Friday 29 March 2013

Ginger Green Onion Dipping Sauce

Ginger Green Onion Dipping Sauce for boiled chicken.
Ingredients to be put in a bowl:
4 tablespoons Scallion, minced (Green Onion, Spring Onion).
4 heap tablespoons Ginger, grated (use a zest grater).
1 – 1½ teaspoon Salt, to taste.
pinch of Sugar.
½ teaspoon Sesame Oil.
½ cup Oil rendered from Chicken Fats* has best flavour (or Groundnut/Vegetable/Shallot Oil).

1. Heat the oil in a small pot just until very hot but not yet smoking. If it smoke, let it cool a little then
2. Pour it over the scallion, ginger, salt, sugar and sesame oil. Be careful as they may crackle and splash.
3. Mix well and serve immediately with chicken dishes.
Good with any simple cooked chicken dishes – Boiled Chicken, Soy Sauced Chicken Wings, etc…
P.S. Don’t worry about the amount of oil used in this recipe as you will not be eating all the oil.
The layer of oil acts as preservative and allows you to keep the content for days/weeks in the fridge/freezer.
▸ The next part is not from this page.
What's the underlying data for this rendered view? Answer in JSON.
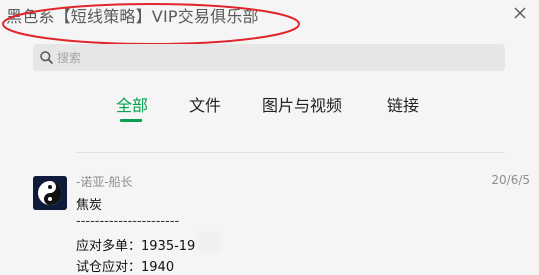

Just warm up over low heat to revive when needed.

* Chicken Fats – the thick yellow fat found near the end of the cavity of Whole Chicken.
Save them each time you buy a whole chicken and do not need to use it that round.
Chicken Fats are good for flavouring Chicken Rice too.

Variation: You can also use Fried Shallot Oil (Fry sliced Shallots in medium hot oil till golden. Keep the crispy shallots for garnishing and use the oil for perfuming this and any other dishes like you would use sesame oil).